Before Sam Goldwyn went into the movies, when he was still Sam Goldfish, he was the greatest glove salesman in the world. In the 1890s all elegant men and women wore gloves. Sam lived in Gloversville, NY, where the main industry was glove manufacturing, and Sam made good money selling American gloves. But and the most fashionable and expensive gloves were made in France, and the reason they were so expensive was because of the high American tariff on French imports. So Sam purchased 5,000 pairs of French gloves wholesale, then had them separated into two clearly marked boxes: Left gloves and Right gloves. He had the box of left gloves sent to the port of NY, and had the right gloves sent to the port of New Orleans. When no one claims imported goods, they are put up for auction. When the left gloves were put up for auction at the port of NY, and the auctioneer said, “How much will you pay for 5,000 French left gloves?” Nobody made an offer but Sam, who said, “Ten dollars.” He won. He did the same thing in New Orleans, then made a fortune selling the French gloves.

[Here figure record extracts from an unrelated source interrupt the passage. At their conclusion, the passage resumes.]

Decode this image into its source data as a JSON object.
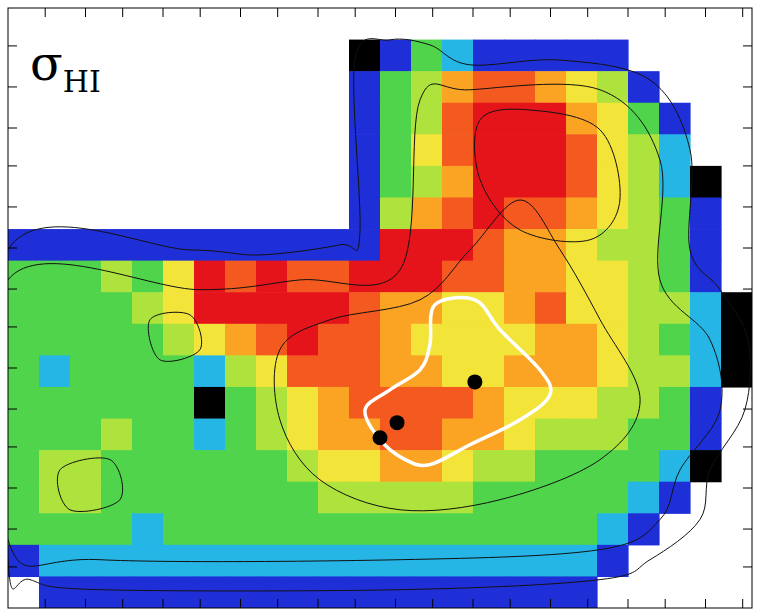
{
  "chart_data": {
    "type": "heatmap",
    "title": "σHI",
    "tick_labels": false,
    "xlim": [
      0,
      24
    ],
    "ylim": [
      19,
      0
    ],
    "xticks": [
      1.2,
      2.5,
      3.7,
      5,
      6.2,
      7.5,
      8.7,
      10,
      11.2,
      12.5,
      13.7,
      15,
      16.2,
      17.5,
      18.7,
      20,
      21.2,
      22.5,
      23.7
    ],
    "yticks": [
      1.2,
      2.5,
      3.8,
      5,
      6.3,
      7.6,
      8.9,
      10.1,
      11.4,
      12.7,
      13.9,
      15.2,
      16.5,
      17.7
    ],
    "zlim": [
      1,
      9
    ],
    "cells": [
      [
        null,
        null,
        null,
        null,
        null,
        null,
        null,
        null,
        null,
        null,
        null,
        null,
        null,
        null,
        null,
        null,
        null,
        null,
        null,
        null,
        null,
        null,
        null,
        null
      ],
      [
        null,
        null,
        null,
        null,
        null,
        null,
        null,
        null,
        null,
        null,
        null,
        1,
        2,
        4,
        3,
        2,
        2,
        2,
        2,
        2,
        null,
        null,
        null,
        null
      ],
      [
        null,
        null,
        null,
        null,
        null,
        null,
        null,
        null,
        null,
        null,
        null,
        2,
        4,
        5,
        7,
        8,
        8,
        7,
        6,
        5,
        2,
        null,
        null,
        null
      ],
      [
        null,
        null,
        null,
        null,
        null,
        null,
        null,
        null,
        null,
        null,
        null,
        2,
        4,
        5,
        8,
        9,
        9,
        9,
        7,
        6,
        4,
        2,
        null,
        null
      ],
      [
        null,
        null,
        null,
        null,
        null,
        null,
        null,
        null,
        null,
        null,
        null,
        2,
        4,
        6,
        8,
        9,
        9,
        9,
        8,
        6,
        5,
        3,
        null,
        null
      ],
      [
        null,
        null,
        null,
        null,
        null,
        null,
        null,
        null,
        null,
        null,
        null,
        2,
        4,
        5,
        7,
        9,
        9,
        9,
        8,
        6,
        5,
        3,
        1,
        null
      ],
      [
        null,
        null,
        null,
        null,
        null,
        null,
        null,
        null,
        null,
        null,
        null,
        2,
        5,
        7,
        8,
        9,
        8,
        8,
        7,
        6,
        5,
        4,
        2,
        null
      ],
      [
        2,
        2,
        2,
        2,
        2,
        2,
        2,
        2,
        2,
        2,
        2,
        2,
        9,
        9,
        9,
        8,
        7,
        7,
        6,
        5,
        5,
        4,
        2,
        null
      ],
      [
        4,
        4,
        4,
        5,
        4,
        6,
        9,
        8,
        9,
        8,
        8,
        9,
        9,
        9,
        8,
        8,
        7,
        7,
        6,
        6,
        5,
        4,
        2,
        null
      ],
      [
        4,
        4,
        4,
        4,
        5,
        6,
        9,
        9,
        9,
        9,
        9,
        8,
        7,
        7,
        6,
        6,
        7,
        8,
        6,
        6,
        5,
        5,
        3,
        1
      ],
      [
        4,
        4,
        4,
        4,
        4,
        5,
        6,
        7,
        8,
        9,
        8,
        8,
        7,
        6,
        6,
        6,
        6,
        7,
        7,
        6,
        5,
        4,
        3,
        1
      ],
      [
        4,
        3,
        4,
        4,
        4,
        4,
        3,
        5,
        6,
        8,
        8,
        8,
        7,
        7,
        6,
        6,
        7,
        7,
        7,
        6,
        5,
        5,
        3,
        1
      ],
      [
        4,
        4,
        4,
        4,
        4,
        4,
        1,
        4,
        5,
        6,
        7,
        8,
        8,
        8,
        8,
        7,
        6,
        6,
        6,
        5,
        5,
        4,
        2,
        null
      ],
      [
        4,
        4,
        4,
        5,
        4,
        4,
        3,
        4,
        5,
        6,
        7,
        7,
        8,
        8,
        7,
        7,
        6,
        5,
        5,
        5,
        4,
        4,
        2,
        null
      ],
      [
        4,
        5,
        5,
        4,
        4,
        4,
        4,
        4,
        4,
        5,
        6,
        6,
        7,
        7,
        6,
        5,
        5,
        4,
        4,
        4,
        4,
        3,
        1,
        null
      ],
      [
        4,
        5,
        5,
        4,
        4,
        4,
        4,
        4,
        4,
        4,
        5,
        5,
        5,
        5,
        5,
        4,
        4,
        4,
        4,
        4,
        3,
        2,
        null,
        null
      ],
      [
        4,
        4,
        4,
        4,
        3,
        4,
        4,
        4,
        4,
        4,
        4,
        4,
        4,
        4,
        4,
        4,
        4,
        4,
        4,
        3,
        2,
        null,
        null,
        null
      ],
      [
        2,
        3,
        3,
        3,
        3,
        3,
        3,
        3,
        3,
        3,
        3,
        3,
        3,
        3,
        3,
        3,
        3,
        3,
        3,
        2,
        null,
        null,
        null,
        null
      ],
      [
        null,
        2,
        2,
        2,
        2,
        2,
        2,
        2,
        2,
        2,
        2,
        2,
        2,
        2,
        2,
        2,
        2,
        2,
        2,
        null,
        null,
        null,
        null,
        null
      ]
    ],
    "contours": [
      {
        "x": [
          0,
          5.87,
          8.13,
          10.71,
          11.35,
          11.19,
          12.32,
          13.61,
          14.9,
          17.81,
          20.71,
          22.0,
          22.0,
          22.97,
          23.87,
          23.77,
          22.65,
          22.32,
          20.71,
          19.1,
          12.65,
          2.97,
          0.71,
          0
        ],
        "y": [
          7.66,
          7.66,
          7.82,
          7.5,
          7.18,
          1.65,
          1.01,
          1.17,
          1.8,
          1.65,
          2.28,
          4.49,
          7.66,
          8.92,
          10.51,
          12.72,
          14.62,
          16.2,
          17.47,
          18.1,
          18.42,
          18.42,
          18.1,
          17.47
        ]
      },
      {
        "x": [
          0,
          6.19,
          9.42,
          12.65,
          13.29,
          14.9,
          19.1,
          21.03,
          21.03,
          22.65,
          22.97,
          21.68,
          21.03,
          19.1,
          12.65,
          2.97,
          0
        ],
        "y": [
          8.61,
          8.92,
          8.61,
          8.29,
          2.91,
          2.59,
          2.59,
          4.81,
          8.61,
          10.51,
          12.72,
          14.62,
          16.2,
          17.15,
          17.47,
          17.47,
          16.84
        ]
      },
      {
        "x": [
          8.77,
          10.39,
          13.29,
          14.9,
          16.52,
          17.81,
          19.1,
          20.39,
          19.1,
          15.87,
          12.65,
          10.06,
          8.77
        ],
        "y": [
          10.82,
          9.87,
          9.24,
          7.66,
          6.08,
          7.66,
          9.87,
          12.41,
          14.3,
          15.57,
          15.89,
          14.94,
          13.04
        ]
      },
      {
        "x": [
          15.23,
          16.84,
          19.1,
          19.74,
          18.77,
          16.52,
          15.23
        ],
        "y": [
          3.54,
          3.23,
          3.86,
          6.08,
          7.34,
          7.03,
          5.44
        ]
      },
      {
        "x": [
          1.68,
          3.29,
          3.61,
          2.0
        ],
        "y": [
          14.62,
          14.3,
          15.57,
          15.89
        ]
      },
      {
        "x": [
          4.58,
          5.87,
          6.19,
          4.9
        ],
        "y": [
          9.87,
          9.72,
          10.82,
          11.14
        ]
      }
    ],
    "region": {
      "x": [
        13.77,
        15.06,
        15.87,
        17.16,
        17.48,
        16.52,
        14.9,
        13.61,
        12.81,
        12.0,
        11.52,
        12.32,
        13.29,
        13.61
      ],
      "y": [
        9.4,
        9.24,
        10.19,
        11.46,
        12.25,
        13.04,
        13.83,
        14.46,
        14.3,
        13.67,
        12.72,
        12.09,
        11.46,
        10.66
      ]
    },
    "points": {
      "x": [
        15.06,
        12.55,
        12.0
      ],
      "y": [
        11.84,
        13.13,
        13.61
      ]
    }
  }
}
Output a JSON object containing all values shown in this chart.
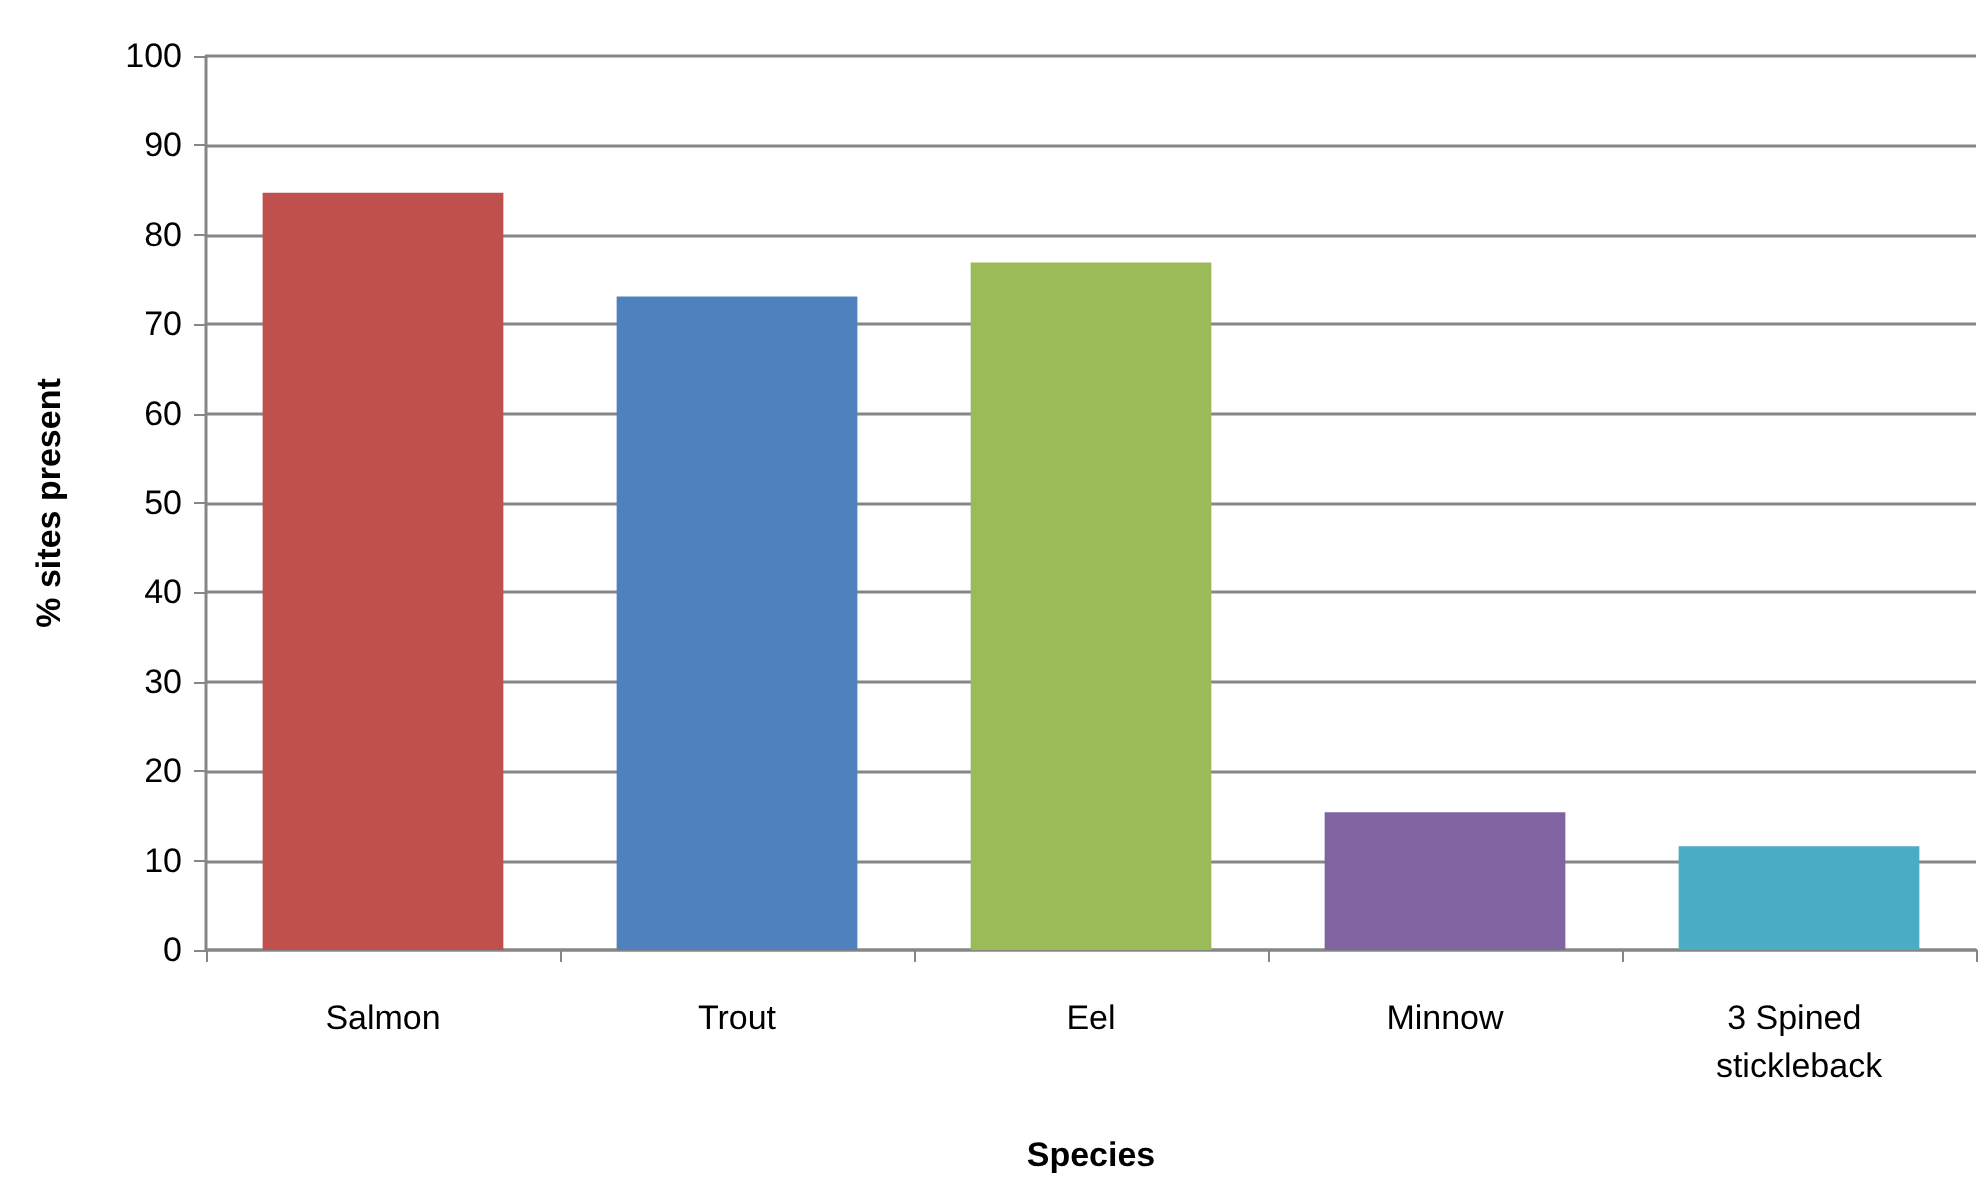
{
  "chart_data": {
    "type": "bar",
    "xlabel": "Species",
    "ylabel": "% sites present",
    "categories": [
      "Salmon",
      "Trout",
      "Eel",
      "Minnow",
      "3 Spined stickleback"
    ],
    "values": [
      84.7,
      73.1,
      76.9,
      15.4,
      11.6
    ],
    "colors": [
      "#c0504d",
      "#4f81bd",
      "#9bbb59",
      "#8064a2",
      "#4bacc6"
    ],
    "ylim": [
      0,
      100
    ],
    "yticks": [
      0,
      10,
      20,
      30,
      40,
      50,
      60,
      70,
      80,
      90,
      100
    ],
    "grid": "y"
  }
}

Walden Robert “Bobby” Cassotto contracted rheumatic fever as a child that seriously damaged his heart. He was told he wouldn’t live to be 16. Bobby desperately wanted to be a star like his hero, Frank Sinatra. He began writing songs with his buddy Don Kirschner. Knowing he had to change his name to be a performer, he saw a Chinese restaurant in his neighborhood in the Bronx with half the neon sign burned out, so instead of saying, “Mandarin,” it just said, “darin,” and he became Bobby Darin. In 1958 he co-wrote and recorded “Splish Splash” and it became a big hit. In 1959 he wrote and recorded, “Dream Lover,” which became a #1 hit. In 1960 he covered “Mack the Knife,” which was the biggest hit of the year. He went into the movies, married the hot young star, Sandra Dee, and in 1963 was nominated for an Oscar for his performance in “Captain Newman, M.D.,” but lost. He died in 1973 at the age of 37.
And since the wonderful Sarah Silverman won’t do stand-up comedy anymore because her bad taste comedy doesn’t fly in our present “woke” environment, I’ll repeat some of her jokes. She said that she likes to watch porno movies to see if Jews are well-represented. She imitates a Jewish girl in a porno, “Give to me in the touchis!” She said her young niece said, “Isn’t it terrible that Hitler killed sixty-million Jews.” Sarah replied, “No, honey, he only killed six million Jews. Sixty million would be unforgivable.” She and her boyfriend were out with another couple, and the woman asked, “What do you two use for contraception?” Sarah replied, “He usually just cums on my face.”
And gosh darn if the sky isn’t light and a new day begins.